I admire those of you who can sit still; I’m just not one of them. J. and I aren’t amblers by nature; we are generally on a mission. We don’t lay on the beach, for example, and we don’t bring seven novels on vacation. We like to move around, wander neighbourhoods, try new foods.

Those of us who are goal oriented tend to focus on the destination, don’t we? We’re always trying to finish some project, train for some marathon, or master some new recipe. (No more cupcakes!) Goal setting is important sometimes: it got me through school and helped me to pay off my mortgage.

In the past, our vacations were also about cramming as much as we could into the time we had. I wouldn’t map out every minute of every day as some people–not just tour operators–do, but I would have ideas for neighbourhoods to visit or activities to try or local specialties to consume, and I’d get frustrated when many of those goals remained unmet by vacation’s end. Especially when we missed the doughnut shop I was hoping to hit last trip.

I can’t set such lofty goals anymore because my stamina is much lower than it used to be. Darn that leukemia, that liver, whatever it is that makes me so bagged. I can only push myself so far for so long without crashing, says the woman who slept for 10 hours last night. I mourn my increasing physical limitations often. What a waste of time that mourning is. Then I get up and go out.

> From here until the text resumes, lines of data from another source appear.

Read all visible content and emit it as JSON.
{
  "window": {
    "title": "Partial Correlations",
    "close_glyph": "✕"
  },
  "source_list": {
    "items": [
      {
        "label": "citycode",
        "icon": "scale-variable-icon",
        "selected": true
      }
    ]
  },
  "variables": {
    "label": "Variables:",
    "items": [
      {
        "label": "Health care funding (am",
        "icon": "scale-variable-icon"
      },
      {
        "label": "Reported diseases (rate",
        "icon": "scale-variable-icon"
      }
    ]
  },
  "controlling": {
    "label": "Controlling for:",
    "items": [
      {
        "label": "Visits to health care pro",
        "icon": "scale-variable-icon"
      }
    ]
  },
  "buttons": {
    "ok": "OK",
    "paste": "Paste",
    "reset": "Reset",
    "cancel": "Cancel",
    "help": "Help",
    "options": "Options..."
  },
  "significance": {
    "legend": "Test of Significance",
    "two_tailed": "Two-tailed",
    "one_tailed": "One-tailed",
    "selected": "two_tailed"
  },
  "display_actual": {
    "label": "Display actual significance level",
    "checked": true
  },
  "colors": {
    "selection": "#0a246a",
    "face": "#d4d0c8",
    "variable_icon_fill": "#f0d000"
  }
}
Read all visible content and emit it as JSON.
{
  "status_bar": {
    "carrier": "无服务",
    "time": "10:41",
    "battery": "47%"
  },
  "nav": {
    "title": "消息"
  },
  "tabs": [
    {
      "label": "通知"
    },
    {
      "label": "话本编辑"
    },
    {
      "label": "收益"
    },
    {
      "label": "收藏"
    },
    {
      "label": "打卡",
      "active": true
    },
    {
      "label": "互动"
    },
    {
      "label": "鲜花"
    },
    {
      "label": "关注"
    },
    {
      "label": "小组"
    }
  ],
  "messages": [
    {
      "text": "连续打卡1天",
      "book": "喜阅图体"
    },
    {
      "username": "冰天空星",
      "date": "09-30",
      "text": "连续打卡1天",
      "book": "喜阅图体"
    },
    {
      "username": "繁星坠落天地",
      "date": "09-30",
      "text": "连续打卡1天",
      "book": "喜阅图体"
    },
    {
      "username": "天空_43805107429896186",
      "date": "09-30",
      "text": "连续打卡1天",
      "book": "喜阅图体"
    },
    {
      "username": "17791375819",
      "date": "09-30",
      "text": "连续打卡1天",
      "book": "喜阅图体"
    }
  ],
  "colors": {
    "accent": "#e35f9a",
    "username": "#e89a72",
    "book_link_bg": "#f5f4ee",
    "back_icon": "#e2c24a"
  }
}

During our recent vacation, J. suggested we take a walk much longer than my usual morning jaunt with Jelly, but that we break up the distance by bringing a picnic lunch along. What a concept! Instead of racing from beginning to end, crashing partway through, and needing to bus home, we’d set out at a reasonable pace, stop when I felt I needed a break, replenish our energy stores, and continue on.

What a lovely day we had. I managed to keep moving for about two thirds of the distance, whereupon J. and I stopped for a lovely lunch on a park bench. Then we got up and continued on. I made it the full distance, tired but happy.

So my new motto is to change my routine up a bit more. I’ve been practicing on home turf since, going to neighbourhoods I don’t visit often, taking Jelly on dog walks to different areas, jumping at opportunities to do things that are new and different to me. I’ve even moved my mat to the left side of the room a few times in yoga.

I need to work on Jelly, though, whose sole goal is to eat. She doesn’t mind altering our route so we can stop at the most beautiful garden in the neighbourhood to smell the roses. Unfortunately, she occasionally tries to consume them. I guess she too is enjoying the journey in the only way she knows how.

Basset hound sitting in amongst the tulips in a garden.